ビジネススクールで Consulting 102という授業に参加させてもらった。米国の大学ではすべての科目に3桁の番号が付けられていて、それで基本科目なのか応用(発展)科目なのか位置づけが分かるようになっている。101は最も初歩の科目だ。科目名そのものに102と付けたのは「基本の次だよ」というメッセージだが、しゃれっ気がある。

担当教員は、元ブーズアレン&ハミルトンのニューヨーク事務所でシニアVPをしていたコンサルタント。90分x2コマの連続授業で、前半は彼のレクチャー、後半はブーズアレンのCEOがゲストとして講義した。後半の内容は、ほとんど自社のPRのようなものだった。

その夜、コロンビア・ビジネススクールの学生と飲んでる時に聞いたのは、ビジネススクールの学生たちが好むのはビジネスの生の実態を紹介してくれる、(正規教授ではなく)外部の経営者やコンサルタントが客員の立場で教えているものだということ。実務を離れてフルタイムの学生をやっている彼らは、理論よりも現場の話の方に引かれるのだろう。

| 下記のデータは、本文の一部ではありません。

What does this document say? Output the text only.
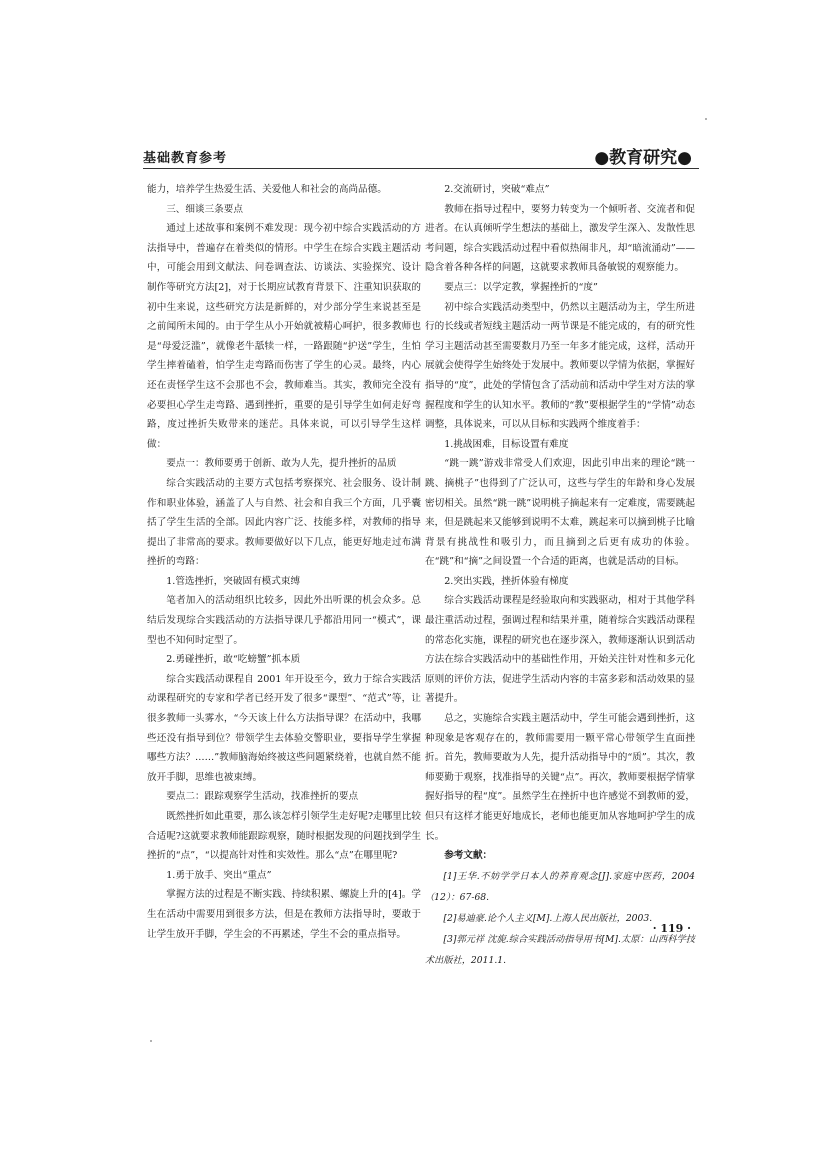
基础教育参考	●教育研究●

能力，培养学生热爱生活、关爱他人和社会的高尚品德。

三、细谈三条要点

通过上述故事和案例不难发现：现今初中综合实践活动的方法指导中，普遍存在着类似的情形。中学生在综合实践主题活动中，可能会用到文献法、问卷调查法、访谈法、实验探究、设计制作等研究方法[2]，对于长期应试教育背景下、注重知识获取的初中生来说，这些研究方法是新鲜的，对少部分学生来说甚至是之前闻所未闻的。由于学生从小开始就被精心呵护，很多教师也是“母爱泛滥”，就像老牛舐犊一样，一路跟随“护送”学生，生怕学生摔着磕着，怕学生走弯路而伤害了学生的心灵。最终，内心还在责怪学生这不会那也不会，教师难当。其实，教师完全没有必要担心学生走弯路、遇到挫折，重要的是引导学生如何走好弯路，度过挫折失败带来的迷茫。具体来说，可以引导学生这样做：

要点一：教师要勇于创新、敢为人先，提升挫折的品质

综合实践活动的主要方式包括考察探究、社会服务、设计制作和职业体验，涵盖了人与自然、社会和自我三个方面，几乎囊括了学生生活的全部。因此内容广泛、技能多样，对教师的指导提出了非常高的要求。教师要做好以下几点，能更好地走过布满挫折的弯路：

1.管选挫折，突破固有模式束缚

笔者加入的活动组织比较多，因此外出听课的机会众多。总结后发现综合实践活动的方法指导课几乎都沿用同一“模式”，课型也不知何时定型了。

2.勇碰挫折，敢“吃螃蟹”抓本质

综合实践活动课程自 2001 年开设至今，致力于综合实践活动课程研究的专家和学者已经开发了很多“课型”、“范式”等，让很多教师一头雾水，“今天该上什么方法指导课？在活动中，我哪些还没有指导到位？带领学生去体验交警职业，要指导学生掌握哪些方法？……”教师脑海始终被这些问题紧绕着，也就自然不能放开手脚，思维也被束缚。

要点二：跟踪观察学生活动，找准挫折的要点

既然挫折如此重要，那么该怎样引领学生走好呢?走哪里比较合适呢?这就要求教师能跟踪观察，随时根据发现的问题找到学生挫折的“点”，“以提高针对性和实效性。那么“点”在哪里呢?

1.勇于放手、突出“重点”

掌握方法的过程是不断实践、持续积累、螺旋上升的[4]。学生在活动中需要用到很多方法，但是在教师方法指导时，要敢于让学生放开手脚，学生会的不再累述，学生不会的重点指导。

2.交流研讨，突破“难点”

教师在指导过程中，要努力转变为一个倾听者、交流者和促进者。在认真倾听学生想法的基础上，激发学生深入、发散性思考问题，综合实践活动过程中看似热闹非凡，却“暗流涌动”——隐含着各种各样的问题，这就要求教师具备敏锐的观察能力。

要点三：以学定教，掌握挫折的“度”

初中综合实践活动类型中，仍然以主题活动为主，学生所进行的长线或者短线主题活动一两节课是不能完成的，有的研究性学习主题活动甚至需要数月乃至一年多才能完成，这样，活动开展就会使得学生始终处于发展中。教师要以学情为依据，掌握好指导的“度”，此处的学情包含了活动前和活动中学生对方法的掌握程度和学生的认知水平。教师的“教”要根据学生的“学情”动态调整，具体说来，可以从目标和实践两个维度着手：

1.挑战困难，目标设置有难度

“跳一跳”游戏非常受人们欢迎，因此引申出来的理论“跳一跳、摘桃子”也得到了广泛认可，这些与学生的年龄和身心发展密切相关。虽然“跳一跳”说明桃子摘起来有一定难度，需要跳起来，但是跳起来又能够到说明不太难，跳起来可以摘到桃子比喻背景有挑战性和吸引力，而且摘到之后更有成功的体验。在“跳”和“摘”之间设置一个合适的距离，也就是活动的目标。

2.突出实践，挫折体验有梯度

综合实践活动课程是经验取向和实践驱动，相对于其他学科最注重活动过程，强调过程和结果并重，随着综合实践活动课程的常态化实施，课程的研究也在逐步深入，教师逐渐认识到活动方法在综合实践活动中的基础性作用，开始关注针对性和多元化原则的评价方法，促进学生活动内容的丰富多彩和活动效果的显著提升。

总之，实施综合实践主题活动中，学生可能会遇到挫折，这种现象是客观存在的，教师需要用一颗平常心带领学生直面挫折。首先，教师要敢为人先，提升活动指导中的“质”。其次，教师要勤于观察，找准指导的关键“点”。再次，教师要根据学情掌握好指导的程“度”。虽然学生在挫折中也许感觉不到教师的爱，但只有这样才能更好地成长，老师也能更加从容地呵护学生的成长。

参考文献：

[1]王华.不妨学学日本人的养育观念[J].家庭中医药，2004（12）：67-68.

[2]易迪豪.论个人主义[M].上海人民出版社，2003.

[3]郭元祥 沈旎.综合实践活动指导用书[M].太原：山西科学技术出版社，2011.1.

· 119 ·
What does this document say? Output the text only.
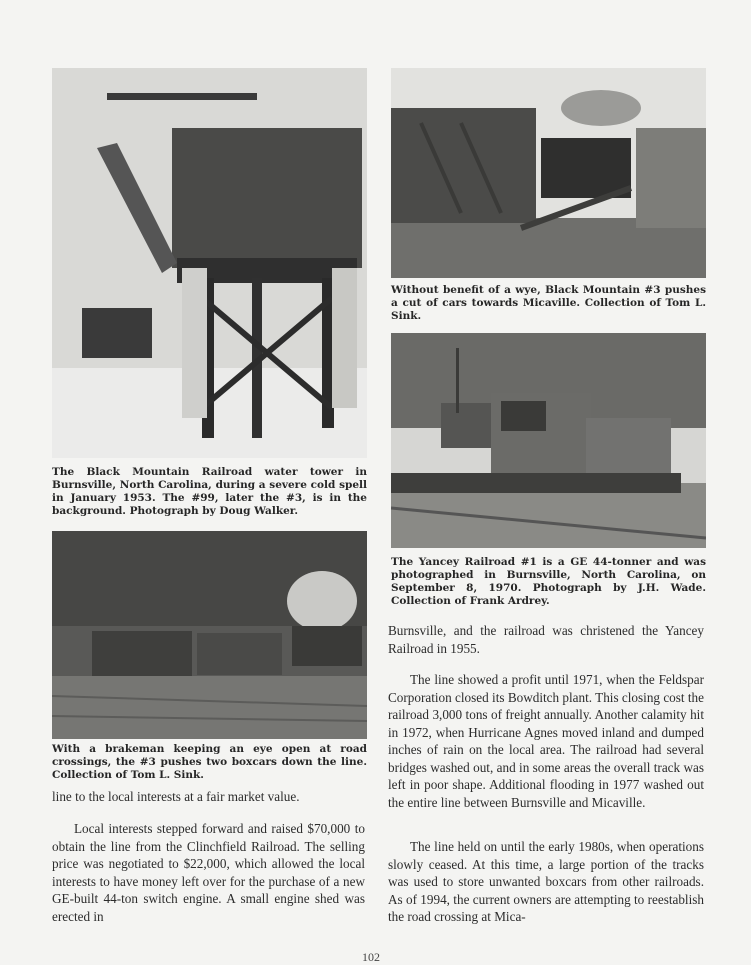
The Black Mountain Railroad water tower in Burnsville, North Carolina, during a severe cold spell in January 1953. The #99, later the #3, is in the background. Photograph by Doug Walker.

Without benefit of a wye, Black Mountain #3 pushes a cut of cars towards Micaville. Collection of Tom L. Sink.

The Yancey Railroad #1 is a GE 44-tonner and was photographed in Burnsville, North Carolina, on September 8, 1970. Photograph by J.H. Wade. Collection of Frank Ardrey.

With a brakeman keeping an eye open at road crossings, the #3 pushes two boxcars down the line. Collection of Tom L. Sink.

line to the local interests at a fair market value.

Local interests stepped forward and raised $70,000 to obtain the line from the Clinchfield Railroad. The selling price was negotiated to $22,000, which allowed the local interests to have money left over for the purchase of a new GE-built 44-ton switch engine. A small engine shed was erected in

Burnsville, and the railroad was christened the Yancey Railroad in 1955.

The line showed a profit until 1971, when the Feldspar Corporation closed its Bowditch plant. This closing cost the railroad 3,000 tons of freight annually. Another calamity hit in 1972, when Hurricane Agnes moved inland and dumped inches of rain on the local area. The railroad had several bridges washed out, and in some areas the overall track was left in poor shape. Additional flooding in 1977 washed out the entire line between Burnsville and Micaville.

The line held on until the early 1980s, when operations slowly ceased. At this time, a large portion of the tracks was used to store unwanted boxcars from other railroads. As of 1994, the current owners are attempting to reestablish the road crossing at Mica-

102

ただ気を付けねばならないのは、現場の事はその現場にいなければ本当の事は分からないということ。教室の中で、もう終わってしまったこと(その大半は「珍しく」大成功した話)を、さらに話し手のフィルターを通して聞いても学習効果には限界がある。そこから多くを学ぶ学生も中にはいるが、たいていはテレビの番組かYouTubeで何か見たというくらいのものしか残らない。

実際、教室(レクチャーシアター)の最上段からクラスを眺めていると、学生がどうしているかよく分かるのだけど、ノートを取っている学生はごくごく少数である。ノートを取る必要がないと思っているのか、すべてを記憶する自信があるのか、面倒くさいのか、ただその習慣がないのか。いずれにせよ、日本の学生とはこの点は、ずいずん異なる(日本の教室でもノートをまったく取らない学生は結構いる)。

研究者である専任教授は必修科目で基本的な理論や考え方を教え、一方で選択科目では外部の実務家講師が学生と実際のコンサルティング・プロジェクトに取り組むような授業も多いと聞いた。教える方には、優秀な学生を見つけて自分の会社に誘いたいという意図がある。

現在、コロンビア・ビジネススクールの修了生の約7割は、投資銀行かコンサル会社に就職している。ニューヨークという場所の特徴もあるのだろうが、高い授業料を回収するために手っ取り早く稼げるこの2業種に人気があるというのもある。その結果(それとも原因?)、これらに関連する科目で外部講師が多いようだ。